Autant le dire… : C’est de l’hypocrisie pure et simple
La France va suivre de près les avoirs et les mouvements des biens de Ben Ali sur son sol. Quant à la Suisse, elle décide de bloquer, au cas où il le faut, tous les biens mal acquis de Ben Ali et qui se trouvent sur son territoire. D’autres pays européens vont faire de même. C’est de l’hypocrisie pour se faire tout simplement bonne conscience. En effet, Ben Ali est au pouvoir en Tunisie depuis 23 ans. Il a eu tout le temps d’amasser les biens qu’il voulait, de les déposer pour ce qui est de l’agent liquide, dans les banques de ces mêmes pays occidentaux. Et les dirigeants de ces pays le savaient très bien. Il en est de même des biens immeubles.
Si réellement ces pays étaient dans une position raisonnable, pourquoi n’avoir pas interdit en son temps que Ben Ali y dépose ses sous et y acquise des immeubles ? Ben Ali a pillé pendant 23 ans les richesses de la Tunisie. On pourrait même dire que c’est avec la complicité de ces pays-là. Puisque ces biens mal acquis produisent des taxes pour eux. Si tant est qu’ils nous aiment beaucoup et qu’ils doivent aider à rapatrier les biens que nos dirigeants déposent dans leurs banques, qu’ils interdisent tout simplement que ces biens arrivent chez eux. C’est aussi simple que cela.
Car à l’analyse, c’est de cette même manière que ces pays, notamment la France et la Suisse, qui accueillent et camouflent la plupart des biens mal acquis de nos dirigeants, se comportent. Il a fallu en Tunisie que la population ait suffisamment mal et mare pour qu’enfin ces pays se souviennent que Ben Ali y a déposé et y a des biens estimés à environ 5 milliards de dollars. Même les organisations de défense de droits de l’homme et de lutte contre la corruption et le blanchissement d’argent comme Transparency international sont complices. On se rappelle que c’est mollement qu’elles se battent pour dénoncer les fortunes mal acquises de certains de nos dirigeants actuellement en fonction.
Ben Ali, tant qu’il était au pouvoir était le président chouchou de la France et de l’Union européenne. Il n’y avait rien à lui reprocher, même quand tout le monde savait qu’il a muselé la presse et les libertés syndicales et politiques dans son pays. Il en est de même de beaucoup d’autres dirigeants africains actuellement au pouvoir. Mais, tant que les comptes son bons, il n’y a rien à dire. Comme pour dire, « débrouilles-toi pour ne pas qu’on sache ; nous on ne voit rien ».
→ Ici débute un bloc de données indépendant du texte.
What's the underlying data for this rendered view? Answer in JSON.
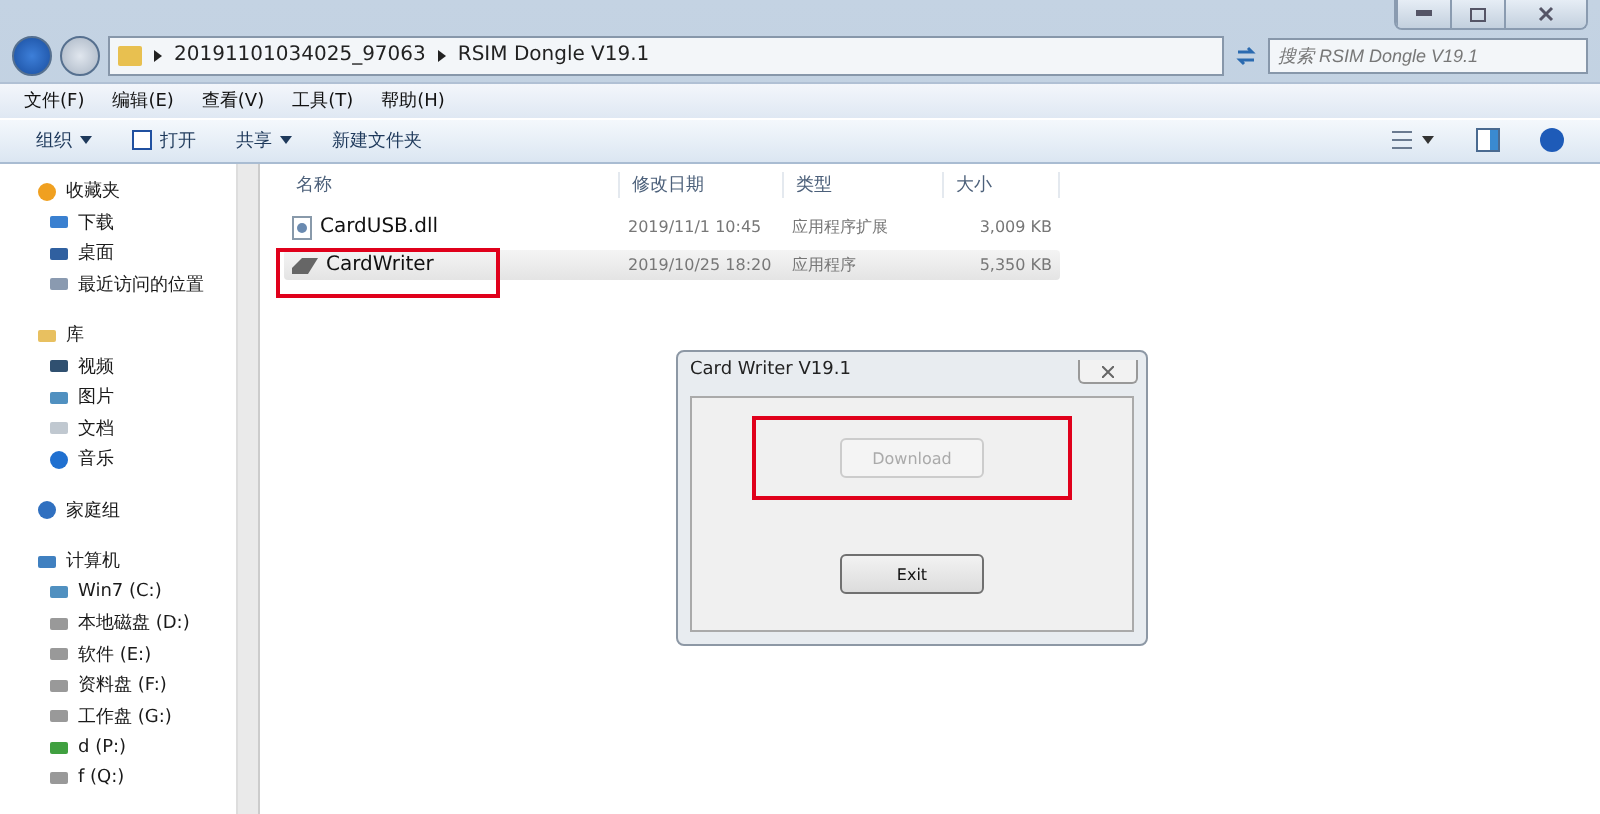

C’est pourquoi, face à ces questions, les Africains doivent eux-mêmes prendre leurs responsabilités. Car, quoi qu’on dise, ces gens-là ne viendront jamais faire notre bonheur à notre place. Et c’est par des comportements du genre qu’ils contribuent à crédibiliser les positions maximalistes de Laurent Gbagbo en Côte d’Ivoire. Il faut qu’un jour ça cesse. On ne peut pas impunément dérober les biens de tout un peuple et aller les déposer ailleurs.
C’est pourquoi, on pourrait dire que, s’il faut poursuivre Ben Ali et les autres, il faut citer les banques et les pays dans lesquels se trouvent ces biens-là comme complices. Car, en réalité c’est purement et simplement de cela qu’il s’agit.